Incursion dans une mosquée de Montréal par Kaléidoscope

12 Mai 2006 Publié dans #Vivre ensemble - Islamophobie

Kaléidoscope organise des visites de week-end sous le thème «Incursion dans les lieux de culte»

Hélène Pâquet
Édition du vendredi 12 mai 2006

Mots clés : Québec (province), religion, kaléidoscope

Pourquoi les sikhs portent-ils un turban? Qu'est-ce que la prière du vendredi? Que font les juifs lors du shabbat dans une synagogue? Pourquoi les mormons ne boivent-ils ni thé ni café? Participer à une visite guidée dans un lieu de culte permet de découvrir tout ce que vous avez toujours voulu savoir sur les religions sans jamais oser le demander.

Nous sommes une douzaine à nous pointer à la station de métro Parc, en ce samedi matin tout gris. Dans quelques minutes, nous entrerons dans la mosquée Assuna-Annabawiyan, l'une des 35 que compte Montréal. Devant nous, des allées d'étagères en bois, comme celles qui servent à ranger les souliers dans les salles de bowling. Il faut y laisser ses chaussures avant de franchir un long escalier.

Une fois en haut, les hommes entrent par une porte, les femmes par une autre. Même si l'édifice où l'on se trouve est d'un âge avancé -- un ancien théâtre qui date des années 50 --, les tapis d'une propreté irréprochable qui couvrent chaque recoin du sol font oublier le côté vétuste des locaux, les murs un peu fatigués et l'éclairage aux néons.

Puis, lorsque se mettent à courir et à rire des volées de jeunes enfants dans le couloir où l'on s'engage, on a vraiment l'impression d'être dans un immense living room dont les parents se sont absentés. Première surprise : pour les musulmans, la mosquée n'est pas qu'un lieu de prière, c'est aussi un centre communautaire.

Notre guide nous conduit dans une petite bibliothèque où un groupe de jeunes d'une dizaine d'années sont penchés sur leurs cahiers. C'est l'école du samedi où garçons et filles étudient le Coran et apprennent cette langue pas toujours parlée à la maison mais qu'on tient à inclure dans leur bagage de connaissances.

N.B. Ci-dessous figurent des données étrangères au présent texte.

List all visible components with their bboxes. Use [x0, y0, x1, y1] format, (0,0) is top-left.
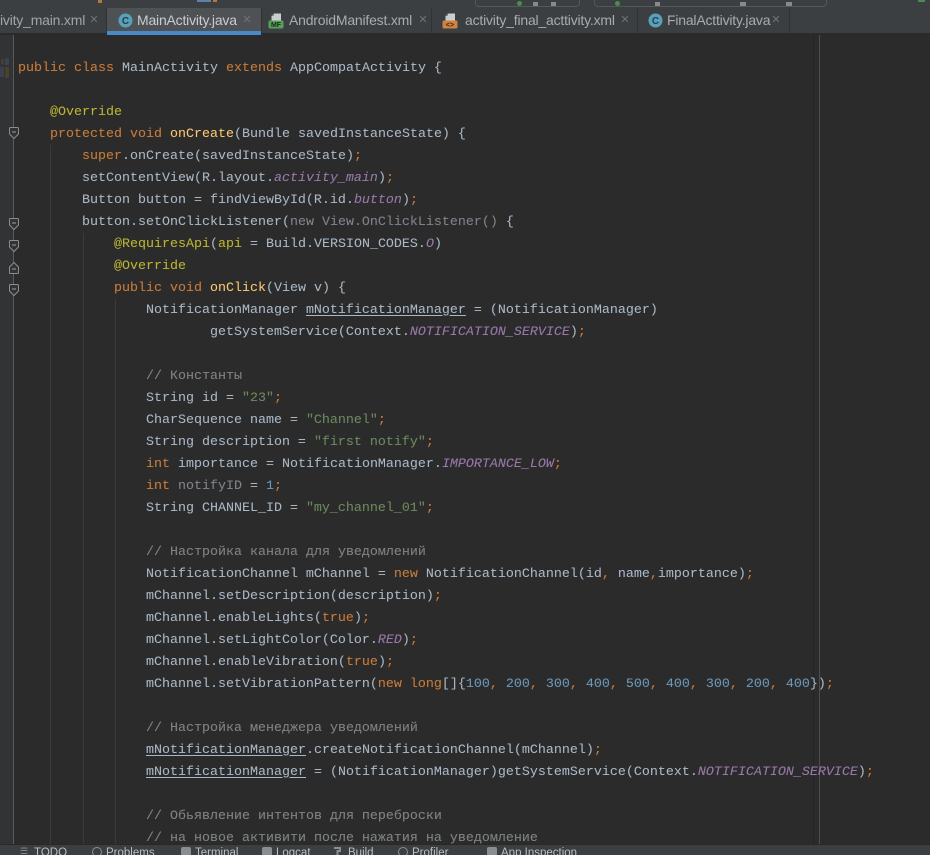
- svg-text:<>: <>: [446, 22, 454, 29]
- svg-text:MF: MF: [271, 22, 282, 29]
- svg-text:C: C: [652, 16, 659, 27]
- svg-text:C: C: [122, 16, 129, 27]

En semaine, tous vont à l'école publique en français. Les jeunes rient, jouent du coude et chuchotent, trompant la vigilance de leur professeur, un peu émoussée par notre présence.

Nous passons ensuite devant une autre salle où des tout-petits récitent des mots en arabe. Ils n'ont pas plus de six ans et en nous voyant, ils deviennent aussi turbulents qu'une horde de petits Tremblay déchaînés.

Une jeune femme souriante, toute vêtue de blanc, nous accueille ensuite. Son conjoint, début trentaine comme elle, viendra se joindre à nous avec leur bébé. Les deux sont des Québécois de souche convertis depuis quelques années. Nous visitons d'abord la salle de prière des femmes, puis celle des hommes.

Deuxième surprise : l'apparat qu'on associe aux lieux de culte dans la culture chrétienne n'existe pas chez les musulmans : pas de dorures, de bougies ou de velours; les murs sont blancs et nus, ponctués de hautes tablettes en bois sur lesquelles reposent des exemplaires du Coran. Ce dépouillement facilite la relation unique entre Dieu et chaque fidèle.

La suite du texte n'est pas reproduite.